それならば、功績をあちらに押し付けるためにやるべきか。
「それが終わったら、さっき言ったとおりにシヴァを一般メカニックが理解できるように改良して設計図と理論を用意する。で、ハインリッヒ家でその技術の吸収と理解ができた段階でブレイク社への売り込みをかけるわ」
「中々長い戦いになるわね……?」
「そりゃね。普及するまでも結構時間はかかるだろうけど……それでも、これが一番早いはずよ。それと、ティファ。あんた、確かシヴァの特許は取っていた筈よね?」
「えぇ、そうね。特許費、全く入ってこないけど」
「でしょうね……ハインリッヒ家が開発したという事にする以上、特許関係は結構探られると思うわ。だから、改良したものはなるべく特許申請した技術とは別アプローチの物にしてほしいの」
「それなら簡単よ。あの特許は機体からのエネルギーをマニピュレータから無線送信する技術と、ネメシスの動力炉から送られてきたエネルギーを荷電粒子に変換する技術だけだから、エネルギーマガジン式に変えておけば自然と特許を回避した物が作れるはずよ。後はまぁ、ついでにトリガーを引き続けたらマシンガンみたいに連射できるようにしておくわ。そこまでやったら原型もかなり残らないでしょうしね」
「ならそれでお願い」
こういう、若干経済やら政治やらが関わってくる部分に関してはティファとトウマよりもサラの方が一枚上手だ。

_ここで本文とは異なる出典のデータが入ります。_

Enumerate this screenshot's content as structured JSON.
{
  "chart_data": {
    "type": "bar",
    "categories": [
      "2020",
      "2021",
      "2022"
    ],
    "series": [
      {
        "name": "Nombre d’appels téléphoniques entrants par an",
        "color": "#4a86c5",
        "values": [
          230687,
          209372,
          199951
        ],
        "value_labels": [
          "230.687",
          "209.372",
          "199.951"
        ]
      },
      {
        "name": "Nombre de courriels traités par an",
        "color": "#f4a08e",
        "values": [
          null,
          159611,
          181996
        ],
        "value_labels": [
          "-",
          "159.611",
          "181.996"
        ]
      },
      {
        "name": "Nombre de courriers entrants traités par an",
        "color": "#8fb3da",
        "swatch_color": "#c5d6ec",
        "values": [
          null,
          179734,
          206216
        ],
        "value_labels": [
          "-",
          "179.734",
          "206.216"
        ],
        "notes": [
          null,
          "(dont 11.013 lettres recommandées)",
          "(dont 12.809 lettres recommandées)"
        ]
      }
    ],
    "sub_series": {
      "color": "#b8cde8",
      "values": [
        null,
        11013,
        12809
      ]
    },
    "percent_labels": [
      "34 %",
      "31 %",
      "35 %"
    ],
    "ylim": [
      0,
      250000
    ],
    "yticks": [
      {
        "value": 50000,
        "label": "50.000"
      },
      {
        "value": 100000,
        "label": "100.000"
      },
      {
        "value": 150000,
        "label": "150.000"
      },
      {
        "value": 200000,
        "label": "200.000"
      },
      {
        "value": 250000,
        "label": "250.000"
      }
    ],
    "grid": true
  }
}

そこら辺はやはり貴族としての教育を受けてきたサラに軍配が上がる。
「一応、この件はすぐに兄様達に連絡しておくから、ティファは作業に取り掛かっておいて。トウマは、出撃準備を」
「わかったわ。念のため、結構簡略化させておくわ」
「了解。一旦シャワー浴びてからすぐ出撃できるように待機しておく」
「お願い。あたしもシャワーを浴びてから、兄様に連絡するから。それが終わったら出撃準備に入るわ」
これからの事を簡単にまとめた3人は各々準備に取り掛かるのだった。
さて、まずはハインリッヒ家へ話を通すことと、目の前の小惑星の内部掌握をしなければ。
ティファは一応、依頼は達成した旨の連絡をしつつ、簡略化したシヴァの設計図作成と荷電粒子砲の理論の纏めには居るのであった。